Realizing that just because the technology is interactive doesn’t
necessarily mean that the
students will interact, they are preparing the instructors to create an
environment that is
truly interactive.
Judith Kirkpatrick, who teaches composition courses, is head of committee that advises the administration at Kapiolani Community College on the uses of technology in instruction, both on-line courses and Olelo Community Television courses. Most instructors are not comfortable on television, but they have embraced internet courses that use Web-based technology for student-student and student-teacher interaction. Kirkpatrick, who teaches only on-line courses now, has always favored a student-conferencing technique of teaching. However, she encountered certain obstacles with this style of teaching, that she can use technology to get around: problems like the tendency for certain students to dominate interaction, the inability of the teacher to listen to more than one group in the classroom at a time, difficulties in getting students to interact, and the lack of a record of the interactions. She thinks students interact more, and become more engaged in the subject, in on-line courses than in regular classrooms. She also feels she gets to know her students better in on-line courses than in a regular classroom setting.

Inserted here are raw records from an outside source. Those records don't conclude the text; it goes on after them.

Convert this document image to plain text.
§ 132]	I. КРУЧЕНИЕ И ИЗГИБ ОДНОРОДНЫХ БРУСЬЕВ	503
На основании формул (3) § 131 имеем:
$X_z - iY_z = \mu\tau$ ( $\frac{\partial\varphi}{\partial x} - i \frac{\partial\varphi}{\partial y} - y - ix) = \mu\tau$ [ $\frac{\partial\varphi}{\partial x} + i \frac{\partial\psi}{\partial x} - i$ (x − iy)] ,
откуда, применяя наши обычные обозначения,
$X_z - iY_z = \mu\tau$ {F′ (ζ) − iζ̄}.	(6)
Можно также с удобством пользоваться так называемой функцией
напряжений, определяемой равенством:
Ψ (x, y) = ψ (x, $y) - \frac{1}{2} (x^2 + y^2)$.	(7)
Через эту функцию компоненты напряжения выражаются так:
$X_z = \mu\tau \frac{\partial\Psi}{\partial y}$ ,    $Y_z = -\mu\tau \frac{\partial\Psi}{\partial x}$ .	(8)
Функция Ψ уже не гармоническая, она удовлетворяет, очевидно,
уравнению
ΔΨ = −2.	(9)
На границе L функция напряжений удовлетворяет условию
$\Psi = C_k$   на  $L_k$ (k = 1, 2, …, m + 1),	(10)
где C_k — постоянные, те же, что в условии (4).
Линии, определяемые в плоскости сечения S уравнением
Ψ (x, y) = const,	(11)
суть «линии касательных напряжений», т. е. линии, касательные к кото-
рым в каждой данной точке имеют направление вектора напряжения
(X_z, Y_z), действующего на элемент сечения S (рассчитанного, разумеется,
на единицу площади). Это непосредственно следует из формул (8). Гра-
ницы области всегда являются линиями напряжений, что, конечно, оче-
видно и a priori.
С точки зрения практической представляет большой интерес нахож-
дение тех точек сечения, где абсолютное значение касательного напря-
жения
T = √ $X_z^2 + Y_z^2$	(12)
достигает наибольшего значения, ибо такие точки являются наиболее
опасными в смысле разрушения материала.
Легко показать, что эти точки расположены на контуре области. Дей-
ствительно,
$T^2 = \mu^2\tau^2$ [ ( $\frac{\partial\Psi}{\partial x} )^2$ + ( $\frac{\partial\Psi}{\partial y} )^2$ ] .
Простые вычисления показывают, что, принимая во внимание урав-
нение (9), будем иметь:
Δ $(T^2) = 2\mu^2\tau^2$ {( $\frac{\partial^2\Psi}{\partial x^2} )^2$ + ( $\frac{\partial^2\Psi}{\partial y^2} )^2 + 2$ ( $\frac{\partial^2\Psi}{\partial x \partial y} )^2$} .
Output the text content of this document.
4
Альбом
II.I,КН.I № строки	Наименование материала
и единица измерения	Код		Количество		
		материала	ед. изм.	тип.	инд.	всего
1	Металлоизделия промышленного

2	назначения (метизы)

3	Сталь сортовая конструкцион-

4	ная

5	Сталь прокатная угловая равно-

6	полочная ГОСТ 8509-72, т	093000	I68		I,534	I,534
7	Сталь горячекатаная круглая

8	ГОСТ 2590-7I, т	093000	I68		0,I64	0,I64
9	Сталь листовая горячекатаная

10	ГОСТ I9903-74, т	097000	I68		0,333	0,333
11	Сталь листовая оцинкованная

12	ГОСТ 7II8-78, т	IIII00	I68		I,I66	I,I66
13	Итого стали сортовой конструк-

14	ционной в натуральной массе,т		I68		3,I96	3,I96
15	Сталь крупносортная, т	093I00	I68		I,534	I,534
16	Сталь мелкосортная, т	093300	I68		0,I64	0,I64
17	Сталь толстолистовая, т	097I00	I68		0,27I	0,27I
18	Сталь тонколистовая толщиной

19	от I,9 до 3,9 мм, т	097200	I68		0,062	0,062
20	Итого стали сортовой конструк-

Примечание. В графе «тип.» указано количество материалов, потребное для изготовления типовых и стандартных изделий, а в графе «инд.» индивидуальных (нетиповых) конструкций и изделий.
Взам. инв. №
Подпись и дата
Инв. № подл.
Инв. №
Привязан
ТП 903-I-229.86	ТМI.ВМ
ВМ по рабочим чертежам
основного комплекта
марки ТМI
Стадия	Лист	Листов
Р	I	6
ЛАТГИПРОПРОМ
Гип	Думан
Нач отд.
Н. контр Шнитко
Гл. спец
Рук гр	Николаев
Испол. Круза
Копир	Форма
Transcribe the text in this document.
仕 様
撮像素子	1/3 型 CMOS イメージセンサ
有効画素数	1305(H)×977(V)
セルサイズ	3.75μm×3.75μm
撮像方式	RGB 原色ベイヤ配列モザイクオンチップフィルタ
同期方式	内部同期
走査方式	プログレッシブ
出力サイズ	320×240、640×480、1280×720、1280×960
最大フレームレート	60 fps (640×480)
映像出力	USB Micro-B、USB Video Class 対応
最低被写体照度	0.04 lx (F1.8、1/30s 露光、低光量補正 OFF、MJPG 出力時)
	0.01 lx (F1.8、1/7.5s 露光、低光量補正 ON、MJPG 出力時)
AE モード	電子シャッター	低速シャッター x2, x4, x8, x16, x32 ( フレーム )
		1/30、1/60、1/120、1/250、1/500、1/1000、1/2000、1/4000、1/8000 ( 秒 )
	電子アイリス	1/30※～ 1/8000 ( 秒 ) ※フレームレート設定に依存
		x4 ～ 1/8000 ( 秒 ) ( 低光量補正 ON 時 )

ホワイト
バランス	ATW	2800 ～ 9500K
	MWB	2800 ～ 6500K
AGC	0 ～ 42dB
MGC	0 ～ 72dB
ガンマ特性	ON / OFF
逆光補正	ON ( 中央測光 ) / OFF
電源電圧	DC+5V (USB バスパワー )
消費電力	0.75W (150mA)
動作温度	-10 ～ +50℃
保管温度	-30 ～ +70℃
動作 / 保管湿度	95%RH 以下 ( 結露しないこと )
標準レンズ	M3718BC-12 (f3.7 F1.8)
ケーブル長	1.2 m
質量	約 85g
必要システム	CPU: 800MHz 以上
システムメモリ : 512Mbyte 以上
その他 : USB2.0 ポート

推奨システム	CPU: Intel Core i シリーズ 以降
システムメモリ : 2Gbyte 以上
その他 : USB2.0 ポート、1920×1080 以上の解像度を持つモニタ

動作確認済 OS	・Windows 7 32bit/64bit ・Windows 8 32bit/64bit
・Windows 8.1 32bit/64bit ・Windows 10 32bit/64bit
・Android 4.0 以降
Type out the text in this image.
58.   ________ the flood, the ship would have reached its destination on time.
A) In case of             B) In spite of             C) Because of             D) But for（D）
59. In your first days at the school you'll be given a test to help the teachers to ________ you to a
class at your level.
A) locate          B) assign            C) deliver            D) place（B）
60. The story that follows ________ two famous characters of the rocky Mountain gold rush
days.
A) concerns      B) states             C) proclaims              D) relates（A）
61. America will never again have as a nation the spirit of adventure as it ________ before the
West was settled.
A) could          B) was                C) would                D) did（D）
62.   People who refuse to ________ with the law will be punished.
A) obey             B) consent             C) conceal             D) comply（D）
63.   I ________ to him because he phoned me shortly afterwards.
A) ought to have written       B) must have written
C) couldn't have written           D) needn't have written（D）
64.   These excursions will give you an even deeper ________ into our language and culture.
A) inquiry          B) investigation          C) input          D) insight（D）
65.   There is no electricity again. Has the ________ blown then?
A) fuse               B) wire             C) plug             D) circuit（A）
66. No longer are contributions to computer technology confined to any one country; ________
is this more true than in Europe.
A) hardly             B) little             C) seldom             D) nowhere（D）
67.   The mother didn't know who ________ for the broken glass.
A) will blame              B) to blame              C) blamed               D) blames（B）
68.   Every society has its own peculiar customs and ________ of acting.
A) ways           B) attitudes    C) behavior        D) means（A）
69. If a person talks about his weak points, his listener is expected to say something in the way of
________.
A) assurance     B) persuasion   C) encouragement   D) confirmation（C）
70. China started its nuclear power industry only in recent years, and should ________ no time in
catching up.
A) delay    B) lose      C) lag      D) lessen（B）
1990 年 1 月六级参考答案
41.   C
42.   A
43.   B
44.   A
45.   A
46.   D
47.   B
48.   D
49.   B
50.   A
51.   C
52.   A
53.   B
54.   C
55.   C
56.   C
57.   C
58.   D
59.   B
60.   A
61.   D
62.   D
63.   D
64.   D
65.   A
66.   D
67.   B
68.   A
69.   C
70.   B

Another advantage is that she is turning out students who are more computer literate than their classmates. These students are turning their computer skills into jobs, as well as taking their skills into low-income housing projects to do service learning activities with the residents and their community technology leaders.
In response to a question by moderator Terence Wesley-Smith about technology possibly leading to greater inequalities or the silencing of certain groups, all respondents felt that making use of the technology would tend to level the playing field and open doors to those that had formerly been locked out of the university.